Visto a partir da Europa, desta
Europa cada vez mais ateia e relativista no plano ético-moral, o Brasil parece
um lugar cada vez mais estranho. Não só o Brasil, decerto, mas toda a América Latina.
Mas centremo-nos por agora no Brasil, a propósito das suas recentes Eleições
Presidenciais.
Mais do que outro tipo de
questões, o que mais esteve em causa nesta campanha foram questões da ordem dos
costumes e das crenças religiosas. Jair Bolsonaro procurou apresentar-se como o
porta-voz natural dessa ampla maioria social-religiosa. Lula da Silva, nesse
aspecto, esteve, durante toda a campanha eleitoral, sempre mais na defensiva,
salvaguardando que não iria pôr em causa essa agenda. Lembre-se o que disse
sobre a questão do aborto e como, na noite da vitória, agradeceu, antes de tudo
o mais, “a Deus”.
Face a essa ampla maioria
social-religiosa, Jair Bolsonaro perdeu, ainda que por pouco, porque esteve
muito longe de conseguir ser o porta-voz natural dessa ampla maioria, apesar da
sua moderação final, em que inclusivamente se desfez em desculpas pelas suas
declarações mais incendiárias durante a sua presidência. Lula da Silva conseguiu
ganhar porque extravasou em muito a sua base inicial de apoio, à partida assaz
minoritária.
Lula da Silva provou, uma vez
mais, ser um político sagaz, contrariando até os impulsos mais principiais do
seu partido – se o Partido dos Trabalhadores mantém a sua simpatia de sempre
por regimes como o de Cuba ou o da Venezuela, o candidato vencedor nestas
eleições sabe perfeitamente que no Brasil este tipo de regimes é por inteiro
inexequível. O Brasil é um país demasiado grande e, nos dias de hoje,
heterogéneo para poder ficar refém de um qualquer regime de partido único, seja
ele mais à esquerda ou à direita. Por isso, sempre nos pareceram por inteiro
fantasmáticas as ameaças de que isso pudesse vir a acontecer.

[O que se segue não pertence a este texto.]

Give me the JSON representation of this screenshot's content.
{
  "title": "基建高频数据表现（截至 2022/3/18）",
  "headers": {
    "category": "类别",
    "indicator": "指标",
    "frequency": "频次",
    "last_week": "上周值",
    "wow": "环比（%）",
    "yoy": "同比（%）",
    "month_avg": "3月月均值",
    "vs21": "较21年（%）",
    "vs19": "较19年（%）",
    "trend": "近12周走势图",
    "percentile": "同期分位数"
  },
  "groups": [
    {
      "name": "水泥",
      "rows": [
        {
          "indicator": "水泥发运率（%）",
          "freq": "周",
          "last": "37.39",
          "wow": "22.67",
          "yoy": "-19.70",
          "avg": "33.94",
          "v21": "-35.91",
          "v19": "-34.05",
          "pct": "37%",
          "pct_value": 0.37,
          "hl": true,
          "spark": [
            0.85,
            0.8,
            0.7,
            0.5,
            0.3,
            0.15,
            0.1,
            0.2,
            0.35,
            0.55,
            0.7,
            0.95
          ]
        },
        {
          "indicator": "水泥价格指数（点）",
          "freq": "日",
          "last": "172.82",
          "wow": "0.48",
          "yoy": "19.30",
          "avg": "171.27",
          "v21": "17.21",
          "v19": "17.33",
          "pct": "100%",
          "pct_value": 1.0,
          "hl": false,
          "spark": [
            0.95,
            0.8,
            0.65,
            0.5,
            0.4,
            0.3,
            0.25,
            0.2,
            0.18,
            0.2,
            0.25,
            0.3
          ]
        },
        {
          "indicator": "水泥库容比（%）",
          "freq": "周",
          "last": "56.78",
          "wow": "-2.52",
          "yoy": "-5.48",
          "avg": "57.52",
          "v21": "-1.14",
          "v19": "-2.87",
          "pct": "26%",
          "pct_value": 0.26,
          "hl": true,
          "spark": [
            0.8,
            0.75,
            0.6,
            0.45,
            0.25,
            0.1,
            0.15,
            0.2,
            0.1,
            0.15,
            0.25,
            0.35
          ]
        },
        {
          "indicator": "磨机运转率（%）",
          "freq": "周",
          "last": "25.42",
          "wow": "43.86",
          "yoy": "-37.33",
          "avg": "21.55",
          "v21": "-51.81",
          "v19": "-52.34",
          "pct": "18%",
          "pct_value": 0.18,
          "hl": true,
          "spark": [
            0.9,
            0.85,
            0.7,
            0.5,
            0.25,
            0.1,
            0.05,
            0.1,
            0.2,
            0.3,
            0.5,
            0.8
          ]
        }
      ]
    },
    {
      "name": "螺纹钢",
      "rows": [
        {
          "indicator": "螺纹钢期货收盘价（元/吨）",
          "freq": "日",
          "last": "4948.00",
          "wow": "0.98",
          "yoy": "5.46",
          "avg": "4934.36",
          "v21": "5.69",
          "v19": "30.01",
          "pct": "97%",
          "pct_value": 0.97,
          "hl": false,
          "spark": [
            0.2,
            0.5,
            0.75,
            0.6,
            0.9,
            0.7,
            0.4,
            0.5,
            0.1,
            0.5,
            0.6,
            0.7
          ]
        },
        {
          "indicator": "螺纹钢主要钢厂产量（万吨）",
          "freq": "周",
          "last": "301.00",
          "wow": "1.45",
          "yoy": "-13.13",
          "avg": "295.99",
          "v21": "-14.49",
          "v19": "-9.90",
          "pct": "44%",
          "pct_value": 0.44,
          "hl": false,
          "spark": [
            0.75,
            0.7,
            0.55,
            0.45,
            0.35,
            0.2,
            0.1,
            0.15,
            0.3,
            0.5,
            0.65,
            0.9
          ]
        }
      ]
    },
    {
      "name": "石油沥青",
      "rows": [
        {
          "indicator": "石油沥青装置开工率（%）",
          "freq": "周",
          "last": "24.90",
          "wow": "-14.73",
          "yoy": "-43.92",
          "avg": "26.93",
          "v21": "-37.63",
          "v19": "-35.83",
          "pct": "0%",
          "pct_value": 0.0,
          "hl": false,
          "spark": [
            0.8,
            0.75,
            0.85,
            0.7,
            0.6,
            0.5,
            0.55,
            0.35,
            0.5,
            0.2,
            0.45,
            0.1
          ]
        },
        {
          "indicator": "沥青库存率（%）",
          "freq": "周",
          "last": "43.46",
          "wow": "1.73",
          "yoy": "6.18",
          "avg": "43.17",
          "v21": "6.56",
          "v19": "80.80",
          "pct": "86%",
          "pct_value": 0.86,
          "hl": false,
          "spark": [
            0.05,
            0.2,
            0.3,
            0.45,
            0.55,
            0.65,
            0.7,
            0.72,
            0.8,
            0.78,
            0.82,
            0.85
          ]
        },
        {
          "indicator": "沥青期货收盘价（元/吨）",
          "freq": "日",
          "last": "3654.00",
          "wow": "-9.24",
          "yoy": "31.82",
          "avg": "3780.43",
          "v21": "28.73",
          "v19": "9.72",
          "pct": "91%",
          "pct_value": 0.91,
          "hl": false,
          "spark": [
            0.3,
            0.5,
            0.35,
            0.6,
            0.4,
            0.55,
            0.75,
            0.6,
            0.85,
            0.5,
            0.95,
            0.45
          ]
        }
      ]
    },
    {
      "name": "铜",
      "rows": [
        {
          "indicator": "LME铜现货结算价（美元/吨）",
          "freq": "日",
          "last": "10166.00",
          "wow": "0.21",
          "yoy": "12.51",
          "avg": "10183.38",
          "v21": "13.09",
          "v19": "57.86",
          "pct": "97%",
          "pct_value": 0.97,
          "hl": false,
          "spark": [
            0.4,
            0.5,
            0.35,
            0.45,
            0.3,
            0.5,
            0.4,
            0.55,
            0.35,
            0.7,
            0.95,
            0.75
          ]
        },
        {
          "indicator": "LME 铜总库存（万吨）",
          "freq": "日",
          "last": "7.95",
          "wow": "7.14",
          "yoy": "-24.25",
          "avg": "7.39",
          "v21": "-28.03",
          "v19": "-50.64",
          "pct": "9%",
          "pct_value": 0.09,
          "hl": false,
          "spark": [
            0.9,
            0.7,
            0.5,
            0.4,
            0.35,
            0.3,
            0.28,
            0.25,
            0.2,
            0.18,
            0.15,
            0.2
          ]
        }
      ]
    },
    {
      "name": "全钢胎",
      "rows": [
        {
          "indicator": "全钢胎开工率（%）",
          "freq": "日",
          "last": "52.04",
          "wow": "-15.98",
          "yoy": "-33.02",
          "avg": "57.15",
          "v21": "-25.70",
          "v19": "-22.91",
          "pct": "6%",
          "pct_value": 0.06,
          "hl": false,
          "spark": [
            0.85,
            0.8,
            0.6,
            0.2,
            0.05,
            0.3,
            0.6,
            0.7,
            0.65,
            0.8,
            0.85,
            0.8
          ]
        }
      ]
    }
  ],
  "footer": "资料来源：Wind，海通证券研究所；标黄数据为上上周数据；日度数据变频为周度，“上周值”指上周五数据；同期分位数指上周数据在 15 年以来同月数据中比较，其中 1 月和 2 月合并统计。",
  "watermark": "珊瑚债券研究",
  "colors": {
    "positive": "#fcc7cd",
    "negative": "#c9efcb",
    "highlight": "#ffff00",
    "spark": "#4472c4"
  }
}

Também não temos dúvidas de que,
na relação com Portugal, Lula da Silva irá contrariar os impulsos mais principiais
do seu partido, na sua retórica anti-europeia em geral e anti-portuguesa em
particular, uma vez mais vinda à tona neste ano do bicentenário da
independência do Brasil. Aqui em contraste com Dilma Rousseff, descendente de
um búlgaro, que nunca teve em Portugal uma referência afectiva, Lula da Silva
gosta genuinamente de Portugal, como já provou nos seus dois mandatos
anteriores. Esperamos pois desta presidência um novo impulso na relação do
Brasil com Portugal e os demais países lusófonos.